Under matchDetails.artifact there is a section called locations. This array is a list of files associated with the vulnerable package along with their corresponding layerID.

Is this the information you're looking for?

What other layer information did you have in mind?

rmccarth commented 2 years ago

What I sorta had in mind when I posted this was a flag that showed whether or not the vulnerability originated in something like the 'FROM:' directive of the Dockerfile vs something that was from a higher layer in the image. Based on what you provided above, I could write some custom code to resolve this myself, but I wasn't sure if it was some functionality provided out of the box or not.

spiffcs commented 2 years ago

Ahh awesome!

We don't have any plans in the immediacy on mapping these layerID back to a Dockerfile.

PR are welcome if you have an idea for an improvement to syft that displays this in the way you described.

How do you see users wanting to consume this extra information? Is it just taking the layerId and corresponding it back to the different directives in the Dockerfile or is there some other detail I'm missing?

06kellyjac commented 2 years ago

I'm also interested in this. Generally I have a very simple container with 1 thing so it's obvious where the problems come from but I'm working with a big container and I have no idea which binary/file is raising the issues beyond "it's go, it's python" etc


edit:

I've been playing with this quick script here, might be of use to people

"use strict";

const fs = require("fs");

const grypeRaw = fs.readFileSync("file.json");
const grype = JSON.parse(grypeRaw);

const isDanger = (severity) => severity == "High" || severity == "Critical";
const attachDangerVuln = (arr, vuln) => isDanger(vuln.severity) && arr.push(vuln);

const summary = [];

grype.matches.forEach((match) => {
  const vulns = [];
  attachDangerVuln(vulns, match.vulnerability.severity);
  match.relatedVulnerabilities.forEach((rv) => attachDangerVuln(vulns, rv));
  if (vulns.length > 0) {
    match.artifact.locations.forEach((l) => {
      const fileName = l.path;
      const existing = summary[fileName] || [];
      summary[fileName] = existing.concat(vulns);
    });
  }
});

for (const [file, vulns] of Object.entries(summary)) {
  const cleanup = (vulns) => {
    return {
      id: vulns.id,
      severity: vulns.severity,
      dataSource: vulns.dataSource,
    };
  };
  console.log(`${file}:`, vulns.map(cleanup));
}

output:

FILENAME_HERE: [
  {
    id: 'CVE-XXXX-XXXXX',
    severity: 'High',
    dataSource: 'https://nvd.nist.gov/vuln/detail/CVE-XXXX-XXXXX'
  },
  {
    id: 'CVE-XXXX-XXXXX',
    severity: 'Critical',
    dataSource: 'https://nvd.nist.gov/vuln/detail/CVE-XXXX-XXXXX'
  }
]
wagoodman commented 9 months ago

A few thoughts / connections:

  1. as relating to a syft issue https://github.com/anchore/syft/issues/435 , being able to enumerate at least the layer in which the package first appeared in (not necessarily the last). I feel like this is a prerequisite to implementing this in order to get accurate results.
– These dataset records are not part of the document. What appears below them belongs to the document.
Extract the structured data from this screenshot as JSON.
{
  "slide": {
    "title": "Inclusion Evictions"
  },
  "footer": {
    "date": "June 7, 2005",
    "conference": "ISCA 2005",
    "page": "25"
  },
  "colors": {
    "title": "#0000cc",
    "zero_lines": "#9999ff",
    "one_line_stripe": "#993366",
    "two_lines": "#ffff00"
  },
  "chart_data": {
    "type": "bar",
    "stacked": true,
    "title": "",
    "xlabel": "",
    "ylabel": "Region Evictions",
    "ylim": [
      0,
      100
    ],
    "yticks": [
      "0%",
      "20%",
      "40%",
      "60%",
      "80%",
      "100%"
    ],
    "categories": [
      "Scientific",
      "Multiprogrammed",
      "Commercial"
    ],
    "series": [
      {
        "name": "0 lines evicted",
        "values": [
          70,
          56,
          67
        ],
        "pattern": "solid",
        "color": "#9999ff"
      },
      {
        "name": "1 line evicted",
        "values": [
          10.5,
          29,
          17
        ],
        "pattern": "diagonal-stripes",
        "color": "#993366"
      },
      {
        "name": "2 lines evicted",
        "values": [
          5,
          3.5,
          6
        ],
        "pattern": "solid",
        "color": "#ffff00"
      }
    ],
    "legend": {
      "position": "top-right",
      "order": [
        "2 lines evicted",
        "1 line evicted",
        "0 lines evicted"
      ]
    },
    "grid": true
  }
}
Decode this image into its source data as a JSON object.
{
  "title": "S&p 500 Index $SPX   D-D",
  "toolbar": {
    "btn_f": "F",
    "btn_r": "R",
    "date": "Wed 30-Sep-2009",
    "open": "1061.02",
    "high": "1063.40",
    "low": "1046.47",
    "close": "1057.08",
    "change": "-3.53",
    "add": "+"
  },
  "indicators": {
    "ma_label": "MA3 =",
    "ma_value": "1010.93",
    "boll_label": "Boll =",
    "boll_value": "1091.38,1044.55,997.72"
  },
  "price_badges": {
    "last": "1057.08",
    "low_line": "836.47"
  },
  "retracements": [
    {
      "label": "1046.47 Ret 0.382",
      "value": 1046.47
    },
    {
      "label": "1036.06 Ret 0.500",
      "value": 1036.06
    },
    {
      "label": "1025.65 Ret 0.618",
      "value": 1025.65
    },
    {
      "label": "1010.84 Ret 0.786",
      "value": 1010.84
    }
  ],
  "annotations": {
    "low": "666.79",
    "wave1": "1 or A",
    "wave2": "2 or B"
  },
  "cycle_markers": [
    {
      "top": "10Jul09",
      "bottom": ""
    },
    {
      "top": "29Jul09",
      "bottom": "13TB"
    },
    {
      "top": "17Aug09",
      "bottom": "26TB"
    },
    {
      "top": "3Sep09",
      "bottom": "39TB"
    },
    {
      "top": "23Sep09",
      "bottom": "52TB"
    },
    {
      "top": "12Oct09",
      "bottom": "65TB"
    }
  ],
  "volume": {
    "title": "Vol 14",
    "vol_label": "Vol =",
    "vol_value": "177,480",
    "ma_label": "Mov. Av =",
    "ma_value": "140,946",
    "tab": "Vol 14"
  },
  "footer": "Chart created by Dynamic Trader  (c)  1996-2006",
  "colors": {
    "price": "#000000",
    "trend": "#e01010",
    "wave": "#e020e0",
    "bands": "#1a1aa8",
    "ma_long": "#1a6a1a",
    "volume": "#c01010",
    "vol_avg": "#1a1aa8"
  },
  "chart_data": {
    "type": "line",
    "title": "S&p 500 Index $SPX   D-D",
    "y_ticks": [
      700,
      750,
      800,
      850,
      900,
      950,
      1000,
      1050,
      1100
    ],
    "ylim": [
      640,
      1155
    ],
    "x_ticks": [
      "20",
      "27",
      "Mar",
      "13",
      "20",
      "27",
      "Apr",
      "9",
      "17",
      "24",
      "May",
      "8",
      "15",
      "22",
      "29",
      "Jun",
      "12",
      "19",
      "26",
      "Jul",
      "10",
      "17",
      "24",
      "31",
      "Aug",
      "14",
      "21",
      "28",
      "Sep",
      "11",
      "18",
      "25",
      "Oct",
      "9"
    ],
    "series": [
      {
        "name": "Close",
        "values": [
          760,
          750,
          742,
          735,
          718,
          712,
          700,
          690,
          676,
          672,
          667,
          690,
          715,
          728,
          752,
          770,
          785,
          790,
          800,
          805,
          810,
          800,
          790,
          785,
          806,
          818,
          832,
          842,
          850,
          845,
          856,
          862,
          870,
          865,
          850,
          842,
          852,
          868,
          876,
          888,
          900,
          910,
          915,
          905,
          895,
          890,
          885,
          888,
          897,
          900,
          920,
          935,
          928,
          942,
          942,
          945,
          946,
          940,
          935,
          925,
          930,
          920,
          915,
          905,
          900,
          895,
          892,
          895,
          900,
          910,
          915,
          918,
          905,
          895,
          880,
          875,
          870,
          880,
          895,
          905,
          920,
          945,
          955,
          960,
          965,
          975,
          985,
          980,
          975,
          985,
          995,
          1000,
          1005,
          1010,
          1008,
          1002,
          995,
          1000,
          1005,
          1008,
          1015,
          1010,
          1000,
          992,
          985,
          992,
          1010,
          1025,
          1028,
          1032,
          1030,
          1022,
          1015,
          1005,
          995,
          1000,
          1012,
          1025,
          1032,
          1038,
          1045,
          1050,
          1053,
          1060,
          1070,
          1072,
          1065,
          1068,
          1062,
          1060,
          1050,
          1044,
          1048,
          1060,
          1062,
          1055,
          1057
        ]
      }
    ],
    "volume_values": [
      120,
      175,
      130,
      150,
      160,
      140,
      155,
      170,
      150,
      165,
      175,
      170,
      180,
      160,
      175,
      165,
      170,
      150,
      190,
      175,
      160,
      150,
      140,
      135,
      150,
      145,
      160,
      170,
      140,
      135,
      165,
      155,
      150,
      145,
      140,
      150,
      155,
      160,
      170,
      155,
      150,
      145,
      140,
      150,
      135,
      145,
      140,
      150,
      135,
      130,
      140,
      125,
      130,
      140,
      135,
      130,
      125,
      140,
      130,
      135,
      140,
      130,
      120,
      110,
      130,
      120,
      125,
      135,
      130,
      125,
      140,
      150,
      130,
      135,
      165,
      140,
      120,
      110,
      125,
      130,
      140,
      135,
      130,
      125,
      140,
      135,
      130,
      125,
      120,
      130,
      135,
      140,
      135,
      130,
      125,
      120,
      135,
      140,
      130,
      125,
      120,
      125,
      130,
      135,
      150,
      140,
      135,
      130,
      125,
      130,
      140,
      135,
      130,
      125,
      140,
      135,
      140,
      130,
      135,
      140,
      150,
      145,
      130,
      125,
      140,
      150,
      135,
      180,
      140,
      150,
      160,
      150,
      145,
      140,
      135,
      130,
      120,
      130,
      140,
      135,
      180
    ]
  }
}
  2. as relating to the above comment https://github.com/anchore/grype/issues/739#issuecomment-1152940916 , partitioning or labeling vulnerabilities as having come from the base image or a user controlled layer. This also has some connective tissue with another syft issue https://github.com/anchore/syft/issues/15 , which would further allow for "scopes" that differentiate "user" vs "base" layers. Going this path would allow for users to be able to see "only" the vulnerabilities that pertain to user-controlled layers. The downside with this approach is that it does not address having a single document with all vulnerabilities and being able to select within that grype document which vulns came from user vs base layers (without a script).

How important is having a single grype result with both user and base vulns contained within it?